Three different areas had become viewing platforms. He had to check them all. There was an angle that looked towards Spitz, the great abbey at Melk and the bend in the river; another had the view of Dürnstein, the church by the water and the great nineteenth-century villa; a third looked towards the next line of hills, the dense trees and their golden foliage. He peered up the river – no sign.

He strode quickly into the ruined room – for entertaining or torture – with view of the village, the villa and the river’s bend. It was deserted. He licked his lower lip. His arthritis twinged in his hip, but the old wound in his thigh hurt move.

There was the third area. It had a room where the outer wall had collapsed and gaped out on the trees that grew up from the crag on which the foundations were set. Nothing.

He went down the main steps from the keep to a wide area where the kids had left rubbish. It was abandoned. He was panting. It was reasonable that Mehrak might have wandered a few feet, even yards, from him while he was rabbiting on about the history. It was not reasonable that he would have gone past where Sidney now stood. His world caved in.

The defector had been there, was not now.

Gone for a pee?

At the start he kept his voice down. ‘Mehrak? – Where are you?’

He listened. He heard nothing but a radio played far below in Dürnstein, a train going down the track alongside the river, and traffic murmuring on the main road.

‘Mehrak! Over here, Mehrak!’

His voice echoed off the stones but silence lapped him. The enormity grew, and his understanding.

He yelled, ‘Mehrak! Where the fuck are you?’

The last group of the day was approaching steadily, like infantry up the track. They were elderly and many of the half-dozen men and women wore shorts. They all had walking boots, poles and rucksacks on their backs. They advanced, had heard his shout and some understood.

‘Bloody hell, Mehrak! Don’t piss me about! What the fuck have you done? Mehrak, get your arse back to me – now.’

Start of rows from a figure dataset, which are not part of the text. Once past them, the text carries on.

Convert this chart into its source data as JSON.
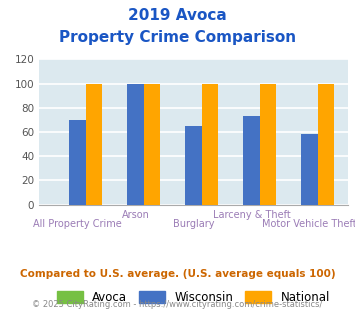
{
  "title_line1": "2019 Avoca",
  "title_line2": "Property Crime Comparison",
  "categories": [
    "All Property Crime",
    "Arson",
    "Burglary",
    "Larceny & Theft",
    "Motor Vehicle Theft"
  ],
  "avoca_values": [
    0,
    0,
    0,
    0,
    0
  ],
  "wisconsin_values": [
    70,
    100,
    65,
    73,
    58
  ],
  "national_values": [
    100,
    100,
    100,
    100,
    100
  ],
  "avoca_color": "#76c043",
  "wisconsin_color": "#4472c4",
  "national_color": "#ffa500",
  "title_color": "#1a56c4",
  "ylim": [
    0,
    120
  ],
  "yticks": [
    0,
    20,
    40,
    60,
    80,
    100,
    120
  ],
  "background_color": "#dce9ef",
  "grid_color": "#ffffff",
  "xlabel_color": "#9b7cb6",
  "legend_labels": [
    "Avoca",
    "Wisconsin",
    "National"
  ],
  "footnote1": "Compared to U.S. average. (U.S. average equals 100)",
  "footnote2": "© 2025 CityRating.com - https://www.cityrating.com/crime-statistics/",
  "footnote1_color": "#cc6600",
  "footnote2_color": "#888888",
  "bar_width": 0.28,
  "label_top": [
    "",
    "Arson",
    "",
    "Larceny & Theft",
    ""
  ],
  "label_bot": [
    "All Property Crime",
    "",
    "Burglary",
    "",
    "Motor Vehicle Theft"
  ]
}
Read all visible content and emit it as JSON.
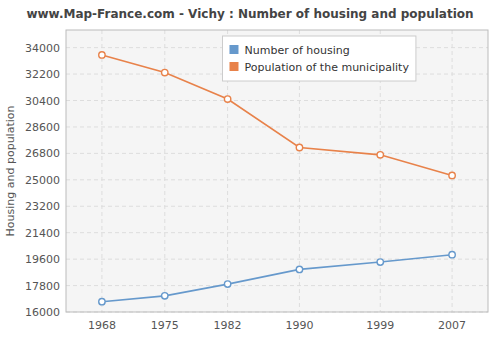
{
  "chart_data": {
    "type": "line",
    "title": "www.Map-France.com - Vichy : Number of housing and population",
    "y_label": "Housing and population",
    "x": [
      1968,
      1975,
      1982,
      1990,
      1999,
      2007
    ],
    "series": [
      {
        "name": "Population of the municipality",
        "color": "#e8824a",
        "values": [
          33500,
          32300,
          30500,
          27200,
          26700,
          25300
        ]
      },
      {
        "name": "Number of housing",
        "color": "#6699cc",
        "values": [
          16700,
          17100,
          17900,
          18900,
          19400,
          19900
        ]
      }
    ],
    "xlim": [
      1964,
      2011
    ],
    "xticks": [
      1968,
      1975,
      1982,
      1990,
      1999,
      2007
    ],
    "ylim": [
      16000,
      35200
    ],
    "yticks": [
      16000,
      17800,
      19600,
      21400,
      23200,
      25000,
      26800,
      28600,
      30400,
      32200,
      34000
    ],
    "grid": true,
    "legend": "top",
    "marker": "circle"
  }
}
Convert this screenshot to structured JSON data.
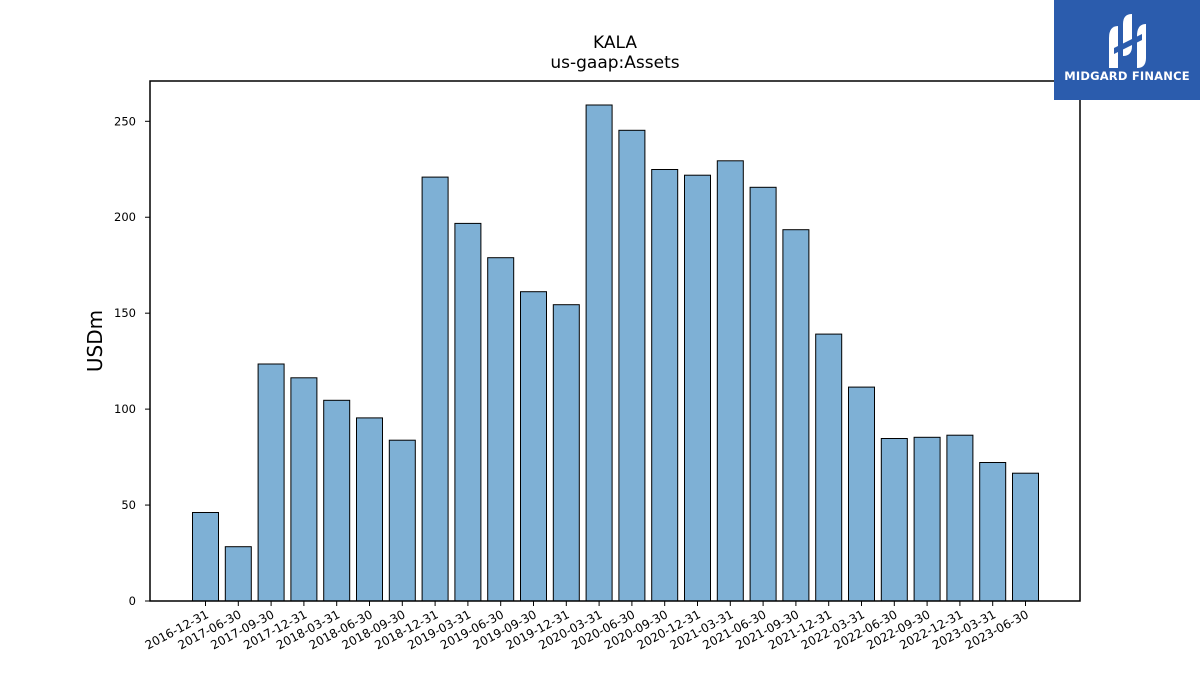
{
  "brand": {
    "name": "MIDGARD FINANCE",
    "background": "#2b5cad",
    "text_color": "#ffffff"
  },
  "chart_data": {
    "type": "bar",
    "title": "KALA",
    "subtitle": "us-gaap:Assets",
    "xlabel": "",
    "ylabel": "USDm",
    "ylim": [
      0,
      271
    ],
    "yticks": [
      0,
      50,
      100,
      150,
      200,
      250
    ],
    "grid": false,
    "bar_color": "#7eb0d5",
    "edge_color": "#000000",
    "categories": [
      "2016-12-31",
      "2017-06-30",
      "2017-09-30",
      "2017-12-31",
      "2018-03-31",
      "2018-06-30",
      "2018-09-30",
      "2018-12-31",
      "2019-03-31",
      "2019-06-30",
      "2019-09-30",
      "2019-12-31",
      "2020-03-31",
      "2020-06-30",
      "2020-09-30",
      "2020-12-31",
      "2021-03-31",
      "2021-06-30",
      "2021-09-30",
      "2021-12-31",
      "2022-03-31",
      "2022-06-30",
      "2022-09-30",
      "2022-12-31",
      "2023-03-31",
      "2023-06-30"
    ],
    "values": [
      46.1,
      28.3,
      123.5,
      116.3,
      104.6,
      95.4,
      83.8,
      220.9,
      196.8,
      178.9,
      161.2,
      154.4,
      258.5,
      245.3,
      224.9,
      221.9,
      229.4,
      215.6,
      193.5,
      139.1,
      111.5,
      84.7,
      85.3,
      86.4,
      72.2,
      66.6
    ]
  }
}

The anger bounced back at him. What had frightened Sidney was that so many paths led off the main track. Two dropped in a scrambled descent to the village, steeper than the slog up which he had come, and many more wound off into the trees where the foliage was dense.

They had gaunt faces, wide hips and ugly knees. They looked at him as if he were demented.

A last time. ‘Fuck you, you bastard. Come back.’

Face flushed, heart pounding, he went down through the walkers, who parted, did a Red Sea job, staring at him in astonishment – that a man should come to such an interesting relic and bawl as if a wasp had stung his arse. He careered down the slope.

They were round the bend. How many? There had to be three. His eyes were blurred. Only two. They looked up at him – they must have seen his panic, and heard it. Auntie was standing, Nobby beside him: the question was frozen on their lips. They didn’t have to ask.